Adel Darwish expresses concern regarding the fact that some of the NCF Media Working Group may have misunderstood his comment on Islam and democracy, and took it as a criticism of Muslims.

"I meant Islamists political leaders who are now influencing both governmental policy and media in the region that is forced to spread the message. I didn't mean the populace - although the latter of course never think for themselves.

"The fact is that fundamentalist faith ( any faith) is incompatible with democracy. You only look at what the Vatican said in 2004 ( that Democracy was blasphemous and man's law should never replace god's law); or the fundamentalists in Israel ( near 200,000 of them) who don't serve in the army, or pay tax or vote as they believe it is sinful for the Jews to have a state, hence they don't recognise Israel !

"Same applies to Muslim clergy ( and all of them and that what I meant by all, but unfortunately you misunderstood it) who believe that all Muslims should follow god's laws not man's laws, hence they reject democracy.

"There isn't one single government in the Middle East today which has not compromised itself and gave in to Islamists blackmail, and trying either to appease them or appear to be more Islamic. If you name one single exception of a government from the Atlas Mountains to the Persian Gulf, I will be happy to learn something new.

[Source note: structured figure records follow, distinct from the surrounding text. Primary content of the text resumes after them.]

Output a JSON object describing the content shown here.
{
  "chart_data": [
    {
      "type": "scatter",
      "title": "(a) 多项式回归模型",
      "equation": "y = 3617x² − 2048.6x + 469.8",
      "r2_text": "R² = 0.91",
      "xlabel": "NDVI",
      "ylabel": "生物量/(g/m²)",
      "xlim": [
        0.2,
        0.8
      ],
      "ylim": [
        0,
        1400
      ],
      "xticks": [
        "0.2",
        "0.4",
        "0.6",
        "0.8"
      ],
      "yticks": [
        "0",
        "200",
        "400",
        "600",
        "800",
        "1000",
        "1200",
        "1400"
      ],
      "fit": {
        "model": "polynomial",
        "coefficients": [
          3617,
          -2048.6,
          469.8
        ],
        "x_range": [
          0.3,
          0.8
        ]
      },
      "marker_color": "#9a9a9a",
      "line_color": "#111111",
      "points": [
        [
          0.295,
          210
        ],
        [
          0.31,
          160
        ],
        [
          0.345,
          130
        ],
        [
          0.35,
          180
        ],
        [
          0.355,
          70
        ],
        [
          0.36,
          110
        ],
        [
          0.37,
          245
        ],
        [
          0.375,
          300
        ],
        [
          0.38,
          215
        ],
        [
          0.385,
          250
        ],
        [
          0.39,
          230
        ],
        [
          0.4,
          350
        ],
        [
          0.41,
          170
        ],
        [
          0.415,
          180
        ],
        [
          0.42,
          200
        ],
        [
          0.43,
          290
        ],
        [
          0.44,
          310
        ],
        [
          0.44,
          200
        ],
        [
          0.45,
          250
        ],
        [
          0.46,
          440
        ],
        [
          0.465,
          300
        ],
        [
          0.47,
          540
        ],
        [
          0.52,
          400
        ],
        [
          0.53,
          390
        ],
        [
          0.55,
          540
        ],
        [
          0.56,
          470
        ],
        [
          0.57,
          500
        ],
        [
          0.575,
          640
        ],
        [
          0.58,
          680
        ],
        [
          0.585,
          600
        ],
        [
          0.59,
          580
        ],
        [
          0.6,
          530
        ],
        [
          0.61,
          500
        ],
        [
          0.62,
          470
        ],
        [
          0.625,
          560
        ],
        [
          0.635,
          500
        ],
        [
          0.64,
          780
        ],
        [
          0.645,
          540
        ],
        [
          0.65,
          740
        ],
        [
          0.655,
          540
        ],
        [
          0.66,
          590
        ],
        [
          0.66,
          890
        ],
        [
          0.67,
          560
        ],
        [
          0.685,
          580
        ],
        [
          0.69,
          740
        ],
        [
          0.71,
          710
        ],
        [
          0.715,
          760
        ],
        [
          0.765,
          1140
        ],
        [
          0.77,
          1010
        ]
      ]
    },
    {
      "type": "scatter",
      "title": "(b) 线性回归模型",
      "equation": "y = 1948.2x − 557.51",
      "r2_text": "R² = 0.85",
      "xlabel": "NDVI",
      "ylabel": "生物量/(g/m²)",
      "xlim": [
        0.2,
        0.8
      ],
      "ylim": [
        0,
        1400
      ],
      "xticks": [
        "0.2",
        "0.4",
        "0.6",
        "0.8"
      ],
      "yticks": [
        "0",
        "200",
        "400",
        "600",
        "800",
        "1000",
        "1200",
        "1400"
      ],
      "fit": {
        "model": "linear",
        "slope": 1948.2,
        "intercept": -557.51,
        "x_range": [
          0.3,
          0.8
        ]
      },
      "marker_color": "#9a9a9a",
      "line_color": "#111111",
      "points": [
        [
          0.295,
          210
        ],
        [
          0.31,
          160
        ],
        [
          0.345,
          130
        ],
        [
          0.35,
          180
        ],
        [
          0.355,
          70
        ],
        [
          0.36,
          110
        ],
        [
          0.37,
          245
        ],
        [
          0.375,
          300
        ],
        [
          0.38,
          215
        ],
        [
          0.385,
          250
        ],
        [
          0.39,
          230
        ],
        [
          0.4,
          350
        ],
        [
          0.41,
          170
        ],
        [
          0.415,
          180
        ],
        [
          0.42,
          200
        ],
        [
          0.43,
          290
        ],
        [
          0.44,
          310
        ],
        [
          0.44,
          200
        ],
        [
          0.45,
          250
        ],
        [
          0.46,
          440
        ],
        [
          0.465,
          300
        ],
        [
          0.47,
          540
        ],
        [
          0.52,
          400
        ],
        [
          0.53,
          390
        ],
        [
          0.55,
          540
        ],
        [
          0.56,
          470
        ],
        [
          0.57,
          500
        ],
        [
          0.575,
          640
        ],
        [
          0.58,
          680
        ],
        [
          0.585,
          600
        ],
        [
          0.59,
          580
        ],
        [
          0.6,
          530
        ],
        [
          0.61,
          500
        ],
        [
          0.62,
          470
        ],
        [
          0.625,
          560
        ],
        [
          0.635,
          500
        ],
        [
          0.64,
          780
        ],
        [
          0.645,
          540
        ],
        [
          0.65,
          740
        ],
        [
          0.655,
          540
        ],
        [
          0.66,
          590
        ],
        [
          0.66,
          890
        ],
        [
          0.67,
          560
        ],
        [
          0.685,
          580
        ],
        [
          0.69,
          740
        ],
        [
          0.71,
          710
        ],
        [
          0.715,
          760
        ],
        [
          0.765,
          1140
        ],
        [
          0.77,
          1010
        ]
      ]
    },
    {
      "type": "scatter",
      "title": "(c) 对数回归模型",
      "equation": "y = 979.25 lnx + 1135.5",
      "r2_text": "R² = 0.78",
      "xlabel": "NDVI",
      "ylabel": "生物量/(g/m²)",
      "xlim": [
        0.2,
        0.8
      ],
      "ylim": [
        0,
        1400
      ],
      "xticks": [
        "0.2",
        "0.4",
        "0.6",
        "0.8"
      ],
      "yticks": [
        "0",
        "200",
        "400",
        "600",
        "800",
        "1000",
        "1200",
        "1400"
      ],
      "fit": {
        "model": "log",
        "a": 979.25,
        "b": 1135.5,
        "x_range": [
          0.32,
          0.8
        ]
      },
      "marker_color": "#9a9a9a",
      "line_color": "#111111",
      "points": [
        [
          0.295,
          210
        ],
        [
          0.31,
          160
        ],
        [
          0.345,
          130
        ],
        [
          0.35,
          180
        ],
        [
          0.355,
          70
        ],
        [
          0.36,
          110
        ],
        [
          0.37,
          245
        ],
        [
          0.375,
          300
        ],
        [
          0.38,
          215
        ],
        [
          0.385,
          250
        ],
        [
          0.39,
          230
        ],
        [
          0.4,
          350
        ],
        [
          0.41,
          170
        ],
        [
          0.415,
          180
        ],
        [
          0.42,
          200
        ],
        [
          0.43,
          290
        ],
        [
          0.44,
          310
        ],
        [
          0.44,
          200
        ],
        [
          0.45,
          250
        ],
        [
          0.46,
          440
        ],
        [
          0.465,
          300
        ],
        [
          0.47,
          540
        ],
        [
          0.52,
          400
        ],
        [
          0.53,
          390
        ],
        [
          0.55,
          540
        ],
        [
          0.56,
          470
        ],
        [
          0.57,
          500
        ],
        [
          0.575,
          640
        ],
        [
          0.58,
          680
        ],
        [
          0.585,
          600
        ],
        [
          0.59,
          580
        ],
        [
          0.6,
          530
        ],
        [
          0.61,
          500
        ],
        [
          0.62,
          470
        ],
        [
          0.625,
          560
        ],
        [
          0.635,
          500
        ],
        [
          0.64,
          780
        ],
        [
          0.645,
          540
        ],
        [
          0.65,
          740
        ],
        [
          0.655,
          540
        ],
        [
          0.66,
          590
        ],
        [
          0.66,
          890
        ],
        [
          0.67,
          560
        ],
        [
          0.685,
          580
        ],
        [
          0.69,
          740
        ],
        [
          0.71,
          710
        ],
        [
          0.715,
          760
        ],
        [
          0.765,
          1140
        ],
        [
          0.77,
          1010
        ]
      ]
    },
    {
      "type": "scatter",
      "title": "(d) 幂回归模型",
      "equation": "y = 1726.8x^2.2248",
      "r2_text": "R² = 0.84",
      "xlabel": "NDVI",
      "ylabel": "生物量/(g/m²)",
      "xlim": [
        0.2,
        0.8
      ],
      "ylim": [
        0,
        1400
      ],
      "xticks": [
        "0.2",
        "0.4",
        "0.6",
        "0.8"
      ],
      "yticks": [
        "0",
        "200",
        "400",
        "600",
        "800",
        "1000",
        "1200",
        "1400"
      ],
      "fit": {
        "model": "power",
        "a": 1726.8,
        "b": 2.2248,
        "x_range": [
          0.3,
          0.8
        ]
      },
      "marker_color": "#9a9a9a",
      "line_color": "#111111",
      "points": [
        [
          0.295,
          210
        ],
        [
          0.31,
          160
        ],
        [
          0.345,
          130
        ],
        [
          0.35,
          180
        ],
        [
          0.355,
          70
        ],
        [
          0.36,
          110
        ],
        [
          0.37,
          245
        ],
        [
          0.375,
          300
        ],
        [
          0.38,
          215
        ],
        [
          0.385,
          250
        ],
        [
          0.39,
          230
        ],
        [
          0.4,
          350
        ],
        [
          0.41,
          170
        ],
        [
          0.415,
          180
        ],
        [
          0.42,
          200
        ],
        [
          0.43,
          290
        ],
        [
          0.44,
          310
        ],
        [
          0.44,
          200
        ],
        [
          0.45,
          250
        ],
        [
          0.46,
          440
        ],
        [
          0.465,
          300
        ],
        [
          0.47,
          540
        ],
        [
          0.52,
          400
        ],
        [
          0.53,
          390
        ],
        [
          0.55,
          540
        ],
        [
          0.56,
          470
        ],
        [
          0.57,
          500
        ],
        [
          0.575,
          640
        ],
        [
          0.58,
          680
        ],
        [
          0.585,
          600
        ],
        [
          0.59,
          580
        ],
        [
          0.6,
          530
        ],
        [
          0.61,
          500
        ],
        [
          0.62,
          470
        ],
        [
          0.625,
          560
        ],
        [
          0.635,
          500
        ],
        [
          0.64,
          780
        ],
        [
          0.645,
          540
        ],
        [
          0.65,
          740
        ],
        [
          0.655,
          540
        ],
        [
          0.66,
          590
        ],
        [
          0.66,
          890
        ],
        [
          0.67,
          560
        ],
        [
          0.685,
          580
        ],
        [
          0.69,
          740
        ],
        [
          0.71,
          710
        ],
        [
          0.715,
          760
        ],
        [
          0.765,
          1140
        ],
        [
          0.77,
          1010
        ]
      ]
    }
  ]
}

"One case in point was the Egyptian ministry of information ( although the minister is among the most westernised and enlightened), banning an issue of the Guardian Weekly and a German magazine from sale and display on the stand because they published an essay that included quotes from the pope's lecture; while, for example the very subject of the pope's lecture( Hellenistic philosophy's analysis of the faith) was covered in two volume excellent book by the late existentialist Egyptian philosopher Dr Abdel Rahamn Badawi, some 60 years ago ' the Fundamentals of Hellenic philosophy' published in French and Arabic by Dar al-Maaref in Cairo. He had the same quotes and even worse quotes about Islam and how it was spread by the sword and the illogical interpretaton of the work of god etc. Yet. it was not banned and Cairo university students were reading it openly.

"Hence was my comment when I said all of them ( i.e. those making public opinion, government and media ) are under influence of clergy who believe in the fundamentals of Islam which is and will never be compatible with democracy, except, when there is a separation between state and church, and the national constitution doesn't mention that one faith was the source of legislation. This for example was like how Egypt used to be before the 1952 military coup with multi-party parliamentarian democracy , hence books like Taha Hussein's ' al fitna al-Kubra' ( stronger than Salman's Rushdie's) or Dr Badawi's books were never banned.

"But because it is precisely now that ALL governments in the region are appeasing Islamists, then democracy will have no chance ( there are other factor of course).